Geçen yazımda çocuk yetiştirmedeki kalıplardan bahsetmiştim. Aslında bu kalıplar hayatımızın her anında. Hatta hislerimizde bile var ne yazık ki. Bana yardım için gelen gençlerden biri ile hislerimiz üzerine konuşurken keder hissini da ele aldık. Bu hususta konuşurken bana şunu dedi: "Ben kolay kolay üzülmem lakin üzülürsem de aşikâr etmem. Tahminen en son 3-4 yaşlarında ağlamışımdır. Sonra hiçbir şey için ağlamadım." Delikanlıyla bunun üzerine daha derinlemesine konuştuğumda üzülse bile ıstırabını aşikâr etmemeyi, ağlamamayı güçlü bir duruş olarak gördüğünü fark ettim.
Ne yazık ki bu durum bilhassa bizim kültürümüzde çok ağır. Çocuğun canı yanar, bir şeye üzülür, ağlamaya başlar. Çabucak "sen nasıl erkeksin, erkek adam buna ağlar mı, kız üzere ağlanır mı?" üzere sorularla çocuğa üzülüp ağlamak üzere doğal bir aksiyon, utanç kaynağı bir aksiyona dönüştürülür. Bununla da yetinilmez "kız üzere ağlamak" tabiri ile bayanları zayıf bir görünüme büründürerek ötekileştirir. Bayan olmayı da utanç veren bir durummuş üzere gösterir. O çocuk ileride "kadın" üzere gözükmemek ismine hisleriyle muazzam bir savaş verir. Bu, "kadınlar zayıftır o yüzden ağlarlar, sen erkeksin ağlamaman lazım, ağlarsan bayan üzere olursun, kendini sustur, acını içine at" demektir. Neresinden bakarsak bakalım yanlışlarla dolu bir yaklaşım. Ancak bu iletileri verenler de bu kalıplarla büyüdüğü için durum pek olağan.

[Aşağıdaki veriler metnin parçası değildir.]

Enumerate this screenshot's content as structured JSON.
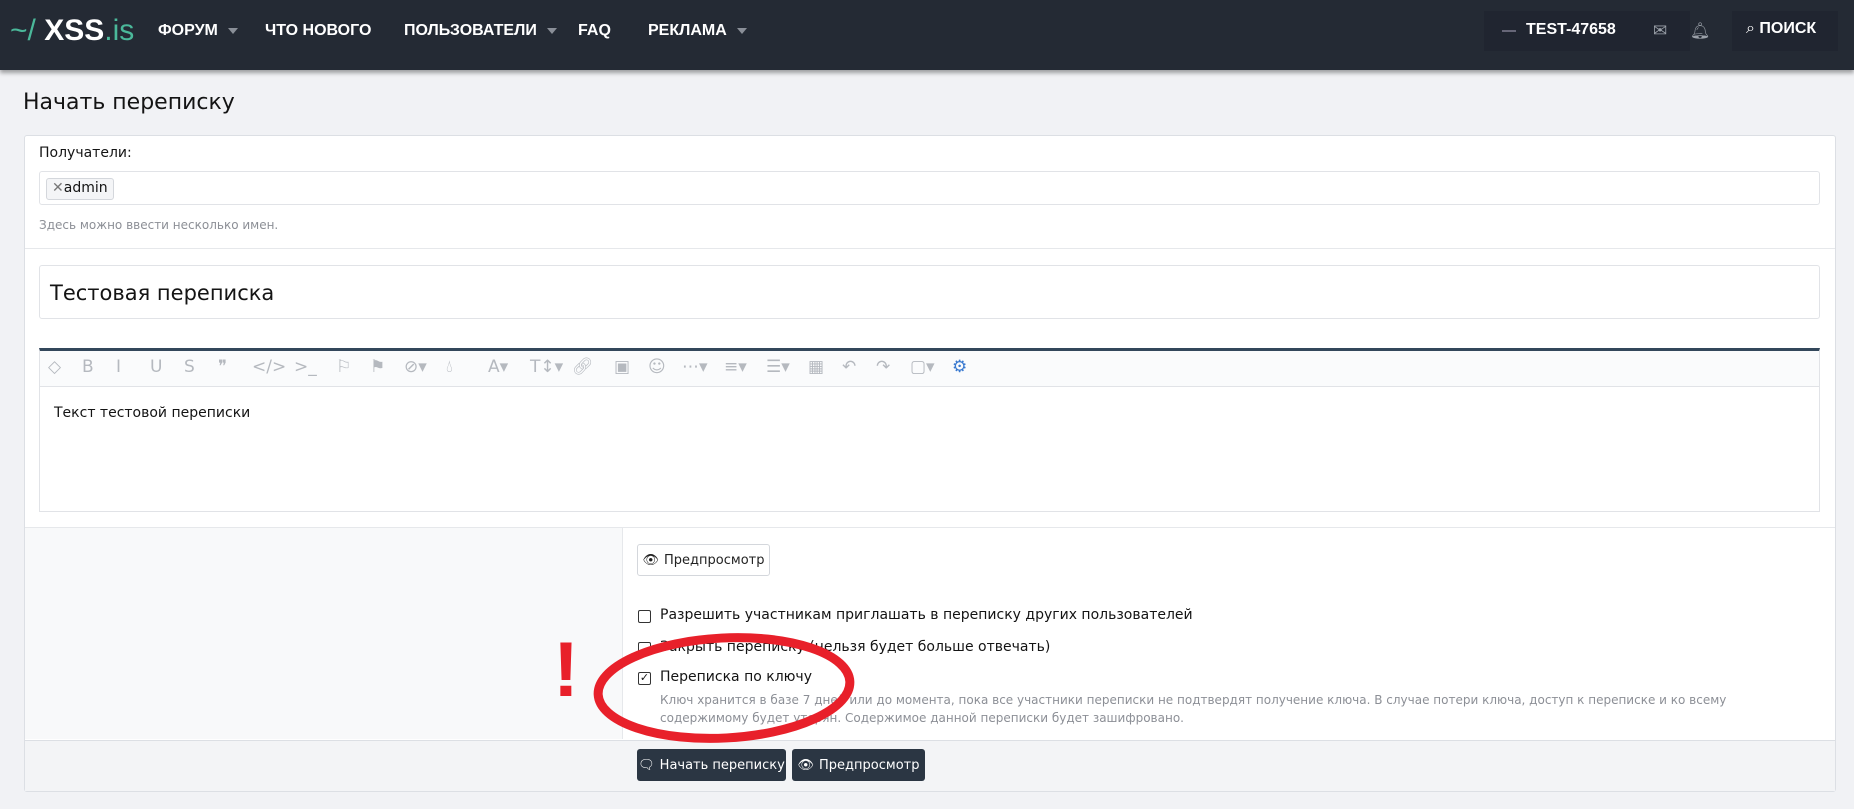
{
  "header": {
    "logo_prefix": "~/",
    "logo_main": "XSS",
    "logo_suffix": ".is",
    "nav": [
      {
        "label": "ФОРУМ",
        "dropdown": true
      },
      {
        "label": "ЧТО НОВОГО",
        "dropdown": false
      },
      {
        "label": "ПОЛЬЗОВАТЕЛИ",
        "dropdown": true
      },
      {
        "label": "FAQ",
        "dropdown": false
      },
      {
        "label": "РЕКЛАМА",
        "dropdown": true
      }
    ],
    "username": "TEST-47658",
    "search_label": "ПОИСК"
  },
  "page": {
    "title": "Начать переписку"
  },
  "form": {
    "recipients_label": "Получатели:",
    "recipients": [
      "admin"
    ],
    "recipients_hint": "Здесь можно ввести несколько имен.",
    "subject_value": "Тестовая переписка",
    "toolbar_icons": [
      "eraser-icon",
      "bold-icon",
      "italic-icon",
      "underline-icon",
      "strike-icon",
      "quote-icon",
      "code-icon",
      "inline-code-icon",
      "spoiler-icon",
      "flag-icon",
      "hide-icon",
      "color-icon",
      "font-icon",
      "text-size-icon",
      "link-icon",
      "image-icon",
      "smilie-icon",
      "more-icon",
      "align-icon",
      "list-icon",
      "table-icon",
      "undo-icon",
      "redo-icon",
      "drafts-icon",
      "settings-icon"
    ],
    "body_value": "Текст тестовой переписки",
    "preview_label": "Предпросмотр",
    "options": [
      {
        "label": "Разрешить участникам приглашать в переписку других пользователей",
        "checked": false
      },
      {
        "label": "Закрыть переписку (нельзя будет больше отвечать)",
        "checked": false
      },
      {
        "label": "Переписка по ключу",
        "checked": true
      }
    ],
    "key_hint": "Ключ хранится в базе 7 дней или до момента, пока все участники переписки не подтвердят получение ключа. В случае потери ключа, доступ к переписке и ко всему содержимому будет утерян. Содержимое данной переписки будет зашифровано.",
    "submit_label": "Начать переписку",
    "submit_preview_label": "Предпросмотр"
  },
  "annotation": {
    "mark": "!",
    "color": "#e8202a"
  },
  "colors": {
    "header_bg": "#242a34",
    "accent": "#4bb89a",
    "button_dark": "#2b3643"
  }
}
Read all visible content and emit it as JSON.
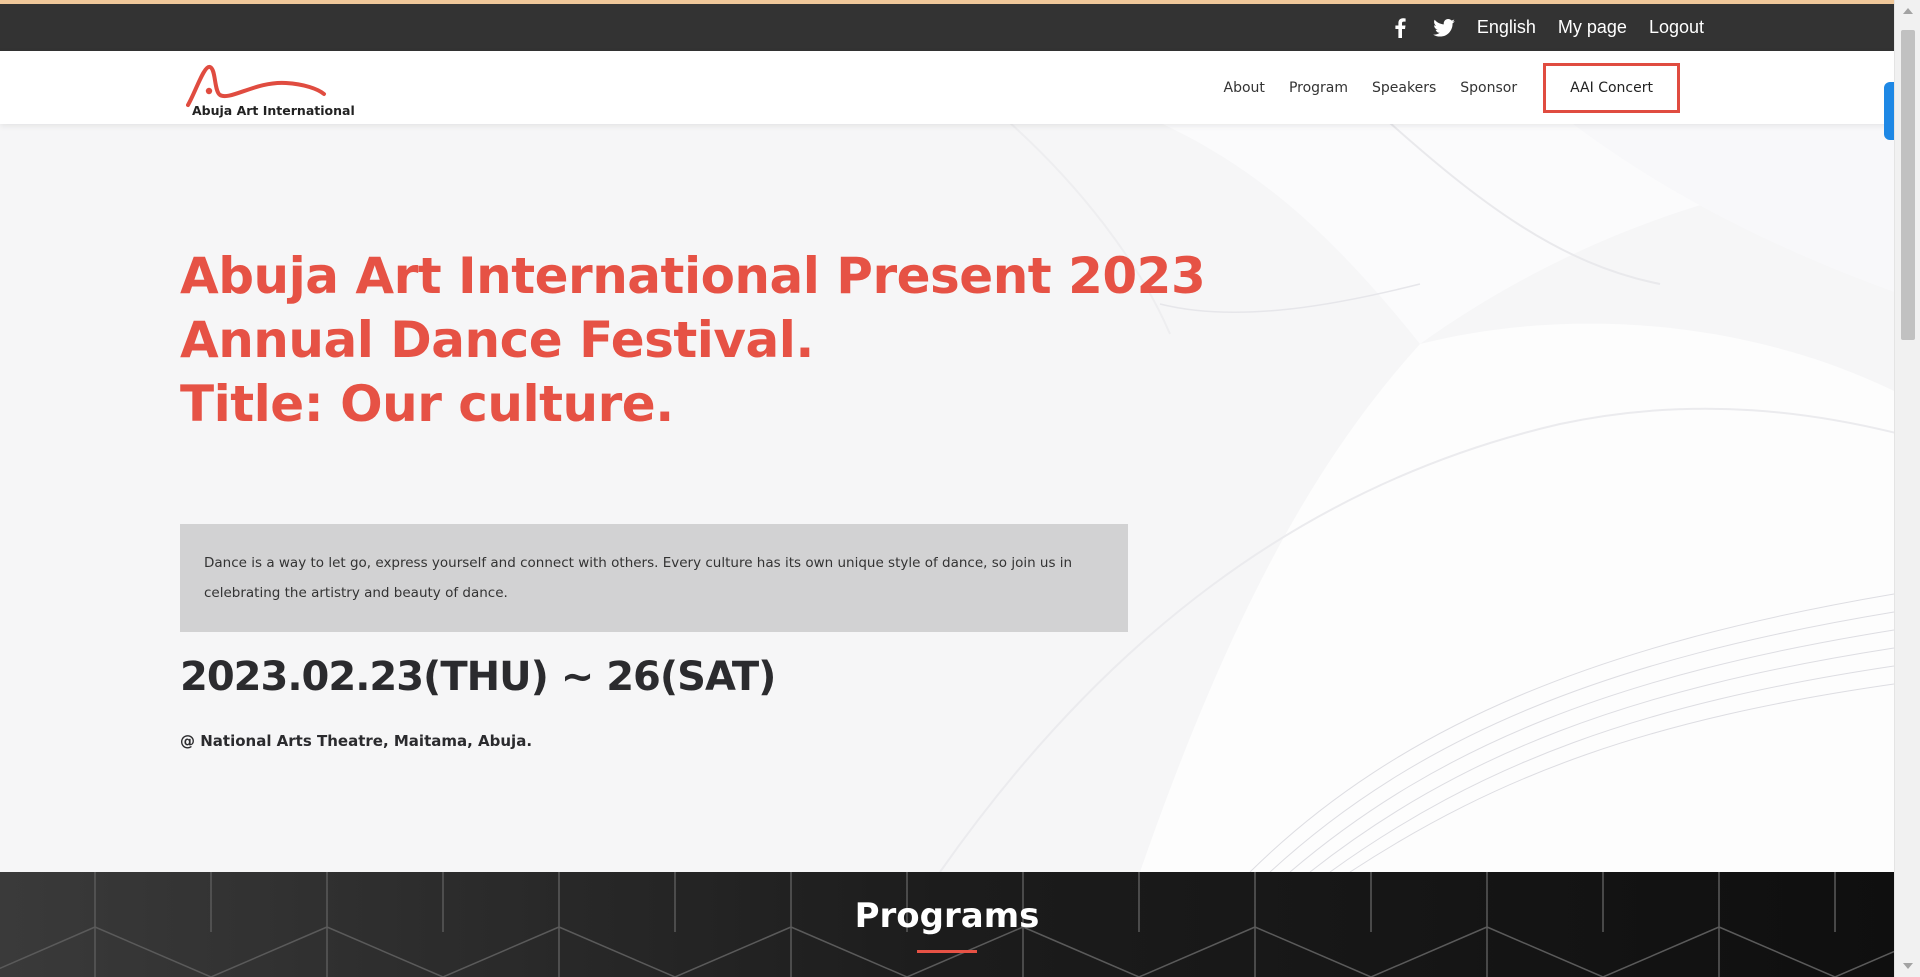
{
  "topbar": {
    "icons": [
      "facebook-icon",
      "twitter-icon"
    ],
    "language": "English",
    "my_page": "My page",
    "logout": "Logout"
  },
  "navbar": {
    "logo_text": "Abuja Art International",
    "links": [
      "About",
      "Program",
      "Speakers",
      "Sponsor"
    ],
    "cta": "AAI Concert"
  },
  "hero": {
    "title_line1": "Abuja Art International Present 2023 Annual Dance Festival.",
    "title_line2": "Title: Our culture.",
    "description": "Dance is a way to let go, express yourself and connect with others. Every culture has its own unique style of dance, so join us in celebrating the artistry and beauty of dance.",
    "dates": "2023.02.23(THU) ~ 26(SAT)",
    "venue": "@ National Arts Theatre, Maitama, Abuja."
  },
  "programs": {
    "title": "Programs"
  },
  "colors": {
    "accent": "#e65245",
    "topbar": "#333333",
    "programs_bg": "#1a1a1a"
  }
}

Çocuklarımıza evvel hislerin kızı erkeği olmadığını öğretmemiz lazım. Güçlü olmakla olumsuz hisleri bastırmak ortasında bir ilişki yok. Sevinmenin yansısı nasıl gülmekse; üzülmenin, hayal kırıklığının, sıkışmışlığın yansısı de ağlamak olabiliyor. Üzüldüğümüzde, sevindiğimizde, memnun olduğumuzda, kızdığımızda özümüz değişmiyor. Hatta hislerimizin bize anlatmak istediklerini dinlersek, kendimizle ilgili pek çok keşif de yapmış oluruz. "Bu hissimin bana anlatmak istediği şey ne, ben neden bu türlü hissediyorum" sorusu sorulması gereken sorular ortasında. Hislerimizi kabul edip yüzleşmek birebir vakitte bizi tahlile götürecek olan, içsel barışımızı sağlayacak yaklaşımdır
Hislerini bastıran beşerler fay sınırlarının güç biriktirmesine benzeri bir yapı sergilerler. O biriken güç bir yerde patlarsa çok büyük bir yıkım oluşturur. Bu yıkıcılık bazen kişinin etrafına yönelik olabileceği üzere bazen de kendisine yönelik olabilir.
Ayrıyeten ağlamanın memnunluk hormonu salgılattığı, gerilimle başa çıkmayı kolaylaştırdığı, gözyaşları sayesinde bedenden toksin attırdığı da bilinen yararları ortasında. Ağlayan insanların "şimdi biraz rahatladım" demesinin altında da bunlar yatıyor.
Bu yüzden çocuklarınızla her türlü hissiniz üzerine konuşabilirsiniz. Onları da hislerini fark ettirmek ismine ne hissettiklerini sormaktan kaçınmayın. Üzüldüklerinde, ağladıklarında hisleri üzerine konuşun. Aile sohbetlerinde karşılaştığınız bir olayın sizde nasıl hisler uyandırdığını çocuklarınızla paylaşın ki hislerine yabancılaşmasınlar.
Türkiye'nin en güncel forumlardan olan forumdas.com.tr'de forumda aktif ve katkısı olabilecek kişilerden gönüllü katkıda sağlayabilecek kişiler aranmaktadır.